In conclusion, RFA was demonstrated as a safe and effective option for benign thyroid nodules treatment. The VRR reached 41.47%, 64.72% after 1 and 3 months post-ablation. Minor complication (transient voice change) occurred in two cases after the RFA procedure and thyroid functions were constant. We found only the internal component of nodules as an independent factor affecting the VRR during the 3 months follow-up. Thus, RFA can be used as an alternative treatment with encouraging results, fewer complications.

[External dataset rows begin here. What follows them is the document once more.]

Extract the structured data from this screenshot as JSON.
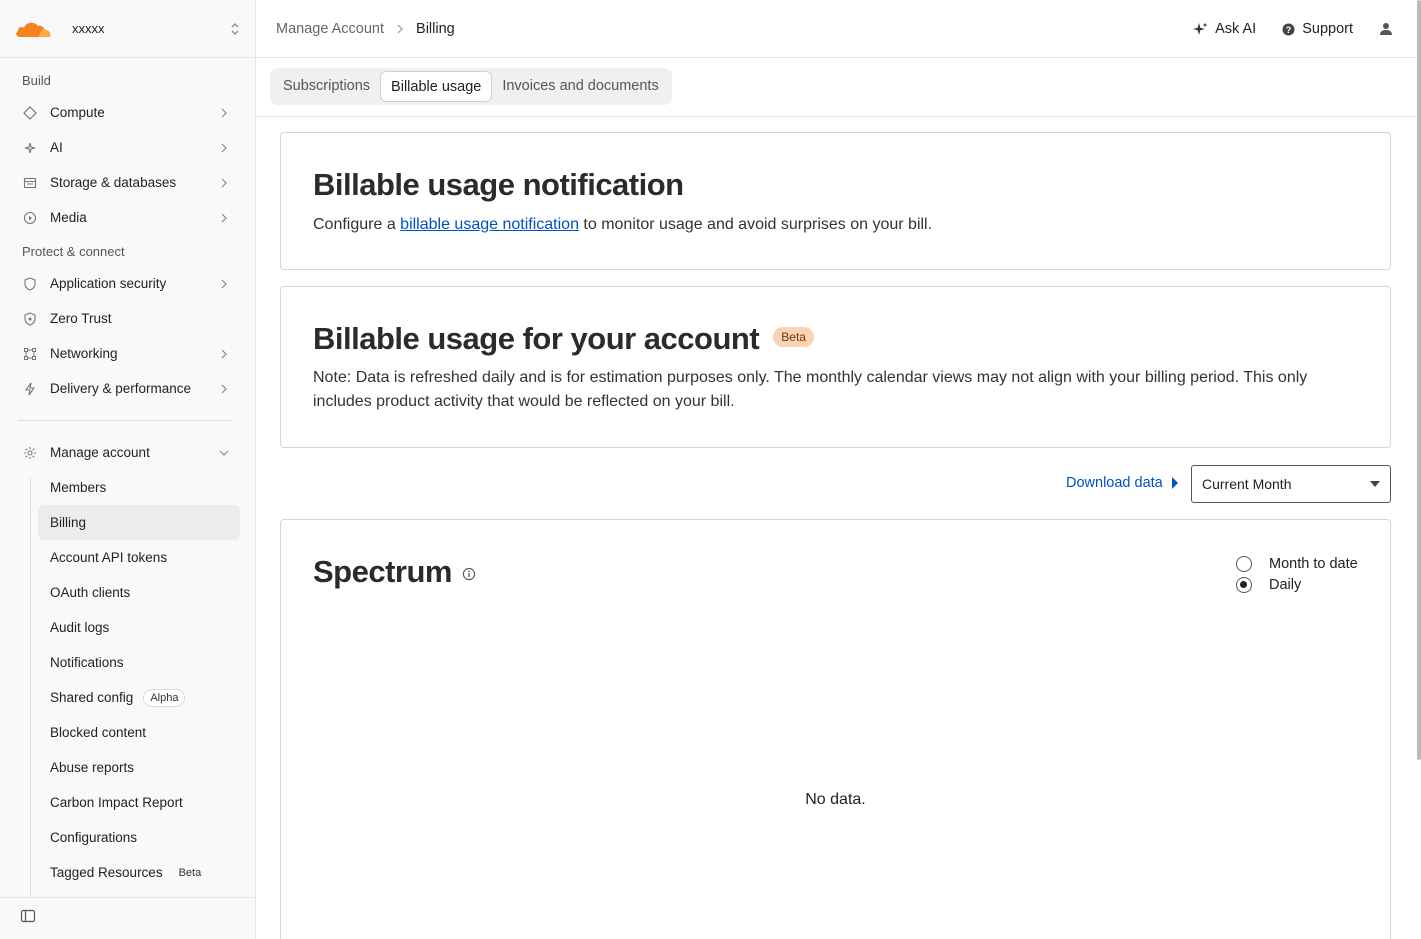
{
  "account": {
    "name": "xxxxx"
  },
  "sidebar": {
    "sections": [
      {
        "title": "Build",
        "items": [
          {
            "label": "Compute",
            "icon": "diamond-icon"
          },
          {
            "label": "AI",
            "icon": "sparkle-icon"
          },
          {
            "label": "Storage & databases",
            "icon": "database-icon"
          },
          {
            "label": "Media",
            "icon": "play-icon"
          }
        ]
      },
      {
        "title": "Protect & connect",
        "items": [
          {
            "label": "Application security",
            "icon": "shield-icon"
          },
          {
            "label": "Zero Trust",
            "icon": "lock-shield-icon"
          },
          {
            "label": "Networking",
            "icon": "network-icon"
          },
          {
            "label": "Delivery & performance",
            "icon": "bolt-icon"
          }
        ]
      }
    ],
    "manage": {
      "label": "Manage account",
      "items": [
        {
          "label": "Members"
        },
        {
          "label": "Billing"
        },
        {
          "label": "Account API tokens"
        },
        {
          "label": "OAuth clients"
        },
        {
          "label": "Audit logs"
        },
        {
          "label": "Notifications"
        },
        {
          "label": "Shared config",
          "badge": "Alpha"
        },
        {
          "label": "Blocked content"
        },
        {
          "label": "Abuse reports"
        },
        {
          "label": "Carbon Impact Report"
        },
        {
          "label": "Configurations"
        },
        {
          "label": "Tagged Resources",
          "badge": "Beta"
        }
      ]
    }
  },
  "breadcrumb": {
    "parent": "Manage Account",
    "current": "Billing"
  },
  "top": {
    "ask_ai": "Ask AI",
    "support": "Support"
  },
  "tabs": [
    {
      "label": "Subscriptions"
    },
    {
      "label": "Billable usage"
    },
    {
      "label": "Invoices and documents"
    }
  ],
  "notification_card": {
    "title": "Billable usage notification",
    "text_before": "Configure a ",
    "link": "billable usage notification",
    "text_after": " to monitor usage and avoid surprises on your bill."
  },
  "usage_card": {
    "title": "Billable usage for your account",
    "badge": "Beta",
    "note": "Note: Data is refreshed daily and is for estimation purposes only. The monthly calendar views may not align with your billing period. This only includes product activity that would be reflected on your bill."
  },
  "controls": {
    "download": "Download data",
    "period": "Current Month"
  },
  "spectrum": {
    "title": "Spectrum",
    "radios": [
      {
        "label": "Month to date",
        "checked": false
      },
      {
        "label": "Daily",
        "checked": true
      }
    ],
    "empty": "No data."
  }
}
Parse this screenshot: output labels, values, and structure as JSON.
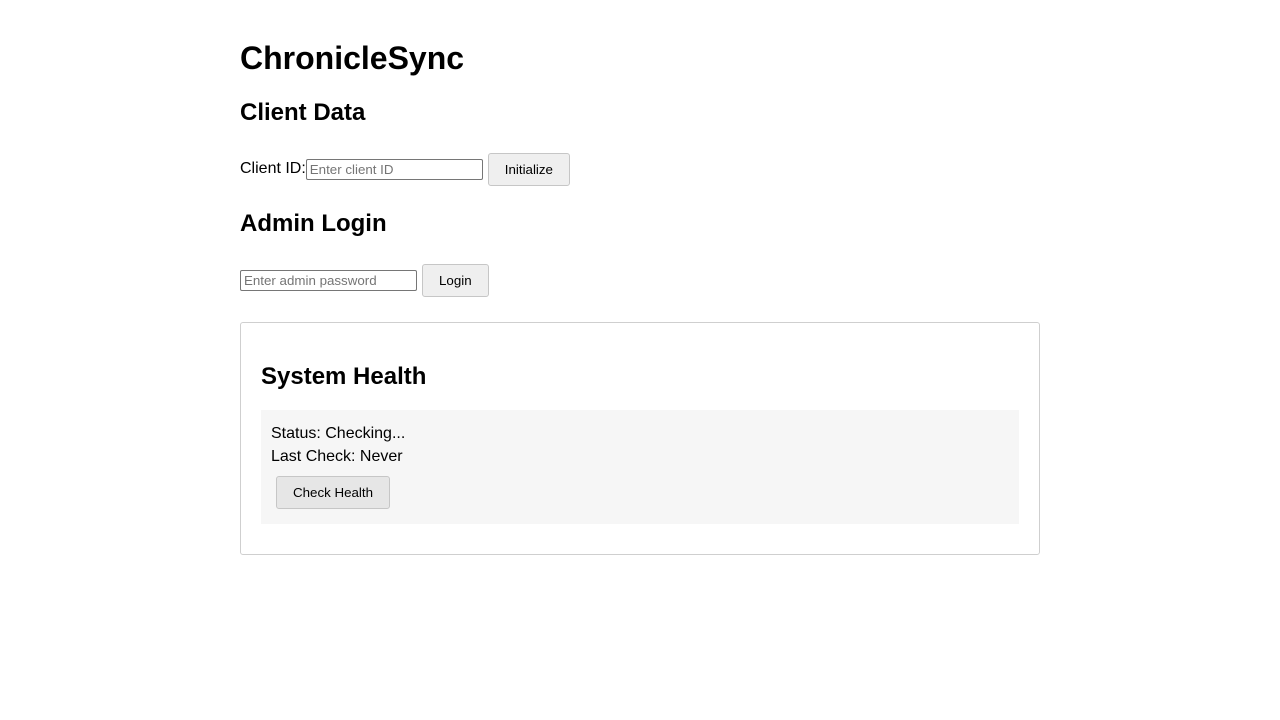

ACR-TIRADS: American College Of Radiology - Thyroid Imaging Reporting and Data Systems
CI: Confidence interval
CNB: Core needle biopsy
FNA: Fine Needle Aspiration
FT4: Free Thyroxin
IAR: Initial ablation ratio
RFA: Radiofrequency ablation
SD: Standard deviation
TSH: Thyrotropin
VRR: Volume Reduction Rate
US: ultrasound
Ethics approval and consent to participate: Written informed consent form was given to patients
Consent for publication: Not applicable
Availability of data and materials: Availability of data and materials supporting our findings will be shared upon request.
Competing interests: Conflict of interest relevant to this article was not reported.
Funding: Not applicable
Authors' contributions: All authors contributed to data analysis, drafting or revising the article, have agreed on the journal to which the article will be submitted, gave final approval of the version to be published, and agree to be accountable for all aspects of the work
Acknowledgments
The authors would like to thank the patients who agreed to participate in this cohort study.